CompSci 261, Winter 2018, Homework 2

  1. In the deletion algorithm for linear probing, we need to know whether an index $i$ appears between $h(k)$ and $j$, where $h(k)$ is the starting index for key $k$ and all three of $i$, $h(k)$, and $j$ belong to the same block of occupied cells. Give pseudocode or a formula for performing this betweenness test, that correctly handles the case when the block of cells wraps around from the end of the hash table back to its start.

  2. Recall that, for a linear probing hash table with load factor at most $1/2$, the multiplicative Chernoff bound tells us that the probability of seeing a block of exactly $B$ filled cells in one particular location in the hash array is at most $(e/4)^{B/2}$. Use this formula to give a bound on the expected number of blocks of filled cells of this length throughout the entire hash array. What is the largest value of $B$ for which your bound on the expected number is at least $1$? (Hint: How many different blocks of length $B$ are there?)

  3. The version of cuckoo hashing that we described in class uses two hash functions $h_1(k)$ and $h_2(k)$ that both map a key $k$ to a position within a single array $A$ of key/value pairs. Sometimes cuckoo hashing is instead implemented with two different arrays $A_1$ and $A_2$, so that $h_1(k)$ maps key $k$ to a position in array $A_1$ and $h_2(k)$ maps key $k$ to a position in array $A_2$. Recall that one way for cuckoo hashing to fail is for three keys to all map to the same two array cells.

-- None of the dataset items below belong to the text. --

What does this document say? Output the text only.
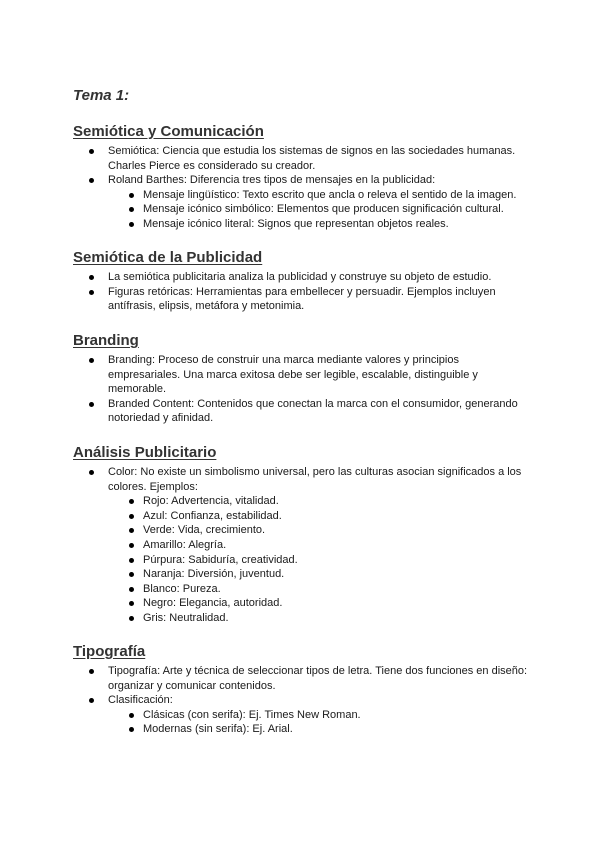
Tema 1:
Semiótica y Comunicación
Semiótica: Ciencia que estudia los sistemas de signos en las sociedades humanas. Charles Pierce es considerado su creador.
Roland Barthes: Diferencia tres tipos de mensajes en la publicidad:
Mensaje lingüístico: Texto escrito que ancla o releva el sentido de la imagen.
Mensaje icónico simbólico: Elementos que producen significación cultural.
Mensaje icónico literal: Signos que representan objetos reales.
Semiótica de la Publicidad
La semiótica publicitaria analiza la publicidad y construye su objeto de estudio.
Figuras retóricas: Herramientas para embellecer y persuadir. Ejemplos incluyen antífrasis, elipsis, metáfora y metonimia.
Branding
Branding: Proceso de construir una marca mediante valores y principios empresariales. Una marca exitosa debe ser legible, escalable, distinguible y memorable.
Branded Content: Contenidos que conectan la marca con el consumidor, generando notoriedad y afinidad.
Análisis Publicitario
Color: No existe un simbolismo universal, pero las culturas asocian significados a los colores. Ejemplos:
Rojo: Advertencia, vitalidad.
Azul: Confianza, estabilidad.
Verde: Vida, crecimiento.
Amarillo: Alegría.
Púrpura: Sabiduría, creatividad.
Naranja: Diversión, juventud.
Blanco: Pureza.
Negro: Elegancia, autoridad.
Gris: Neutralidad.
Tipografía
Tipografía: Arte y técnica de seleccionar tipos de letra. Tiene dos funciones en diseño: organizar y comunicar contenidos.
Clasificación:
Clásicas (con serifa): Ej. Times New Roman.
Modernas (sin serifa): Ej. Arial.
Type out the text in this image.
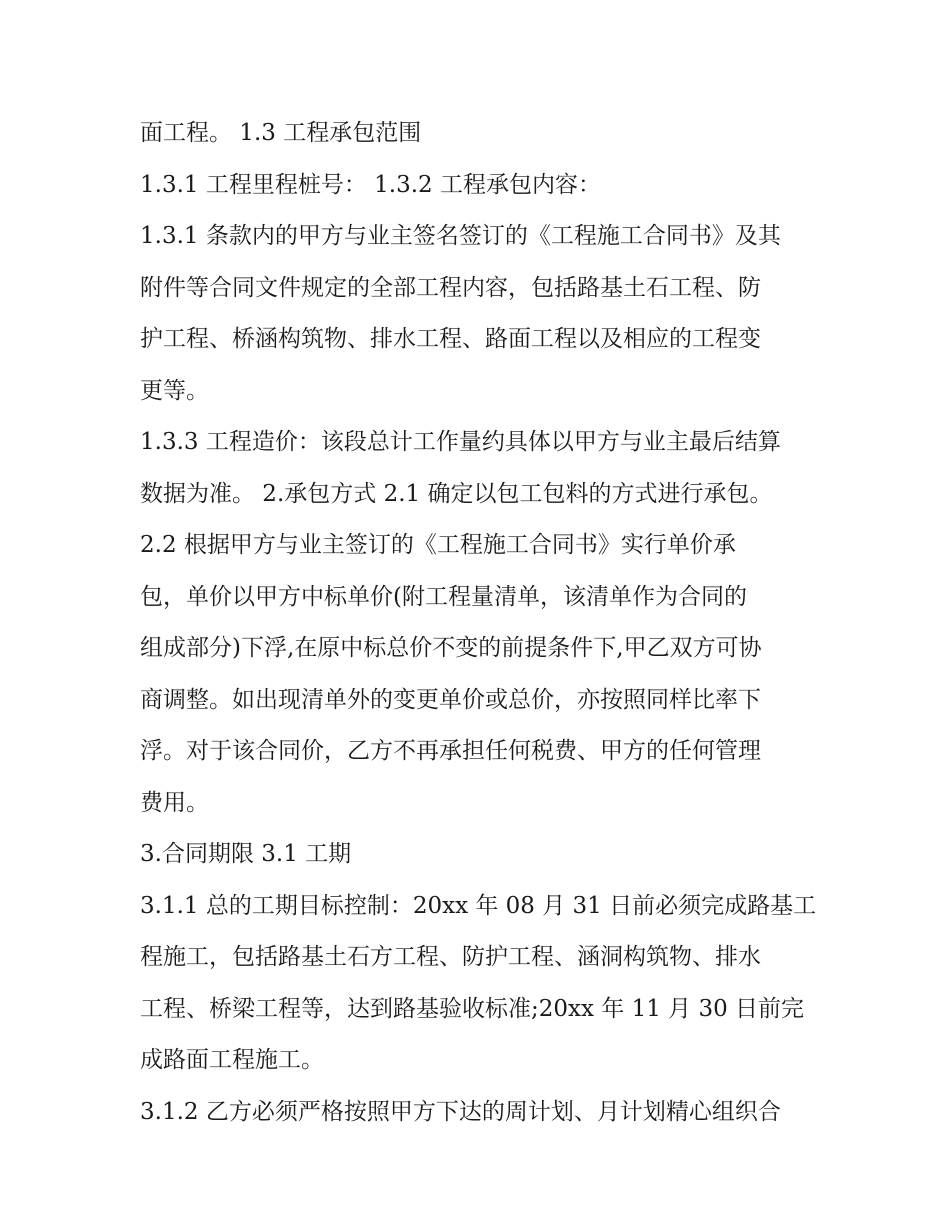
面工程。 1.3 工程承包范围
1.3.1 工程里程桩号： 1.3.2 工程承包内容：
1.3.1 条款内的甲方与业主签名签订的《工程施工合同书》及其
附件等合同文件规定的全部工程内容，包括路基土石工程、防
护工程、桥涵构筑物、排水工程、路面工程以及相应的工程变
更等。
1.3.3 工程造价：该段总计工作量约具体以甲方与业主最后结算
数据为准。 2.承包方式 2.1 确定以包工包料的方式进行承包。
2.2 根据甲方与业主签订的《工程施工合同书》实行单价承
包，单价以甲方中标单价(附工程量清单，该清单作为合同的
组成部分)下浮,在原中标总价不变的前提条件下,甲乙双方可协
商调整。如出现清单外的变更单价或总价，亦按照同样比率下
浮。对于该合同价，乙方不再承担任何税费、甲方的任何管理
费用。
3.合同期限 3.1 工期
3.1.1 总的工期目标控制：20xx 年 08 月 31 日前必须完成路基工
程施工，包括路基土石方工程、防护工程、涵洞构筑物、排水
工程、桥梁工程等，达到路基验收标准;20xx 年 11 月 30 日前完
成路面工程施工。
3.1.2 乙方必须严格按照甲方下达的周计划、月计划精心组织合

    Compute the probability that a given triple of keys all map to the same two array cells, for both kinds of cuckoo hash table, when there are $n$ keys and a total of $2n$ array cells. (For the version of cuckoo hashing with two tables, you can assume that each of the two arrays has $n$ cells.) For which of these two versions of cuckoo hashing is there a greater probability of this type of failure, or are they both equal in this respect?

  4. Recall that the load factor of a hash table is defined as $n/N$, where $n$ is the number of key-value pairs stored in the table and $N$ is the number of cells in the hash array. If a single reference to an object can be stored in a single machine word, then a single key-value pair takes two machine words to store, so the minimum amount of memory required for any structure that lists all pairs would be $2n$, while an open-addressing hash table would use $2N$ machine words. Thus, the load factor also equals $2n/2N$, the ratio between the minimum amount of memory needed and the amount of memory actually used.

    Now, consider a hash chaining data structure, where we store the key-value pairs within any cell of the hash table as a linked list (a collection of objects that each have three references or pointers, for the key, value, and next object in the list) and where each table cell stores a single reference or pointer to the first object in its list. If this structure uses $M$ memory cells, define the "effective load factor" of this structure to be $2n/M$, where $2n$ is again the minimum storage required for $n$ key-value pairs and $M$ is the storage actually used.

    Write a formula that translates the load factor $f$ of a hash chaining data structure to the effective load factor of the same structure. What is the value of $f$ for which the effective load factor is $1/2$?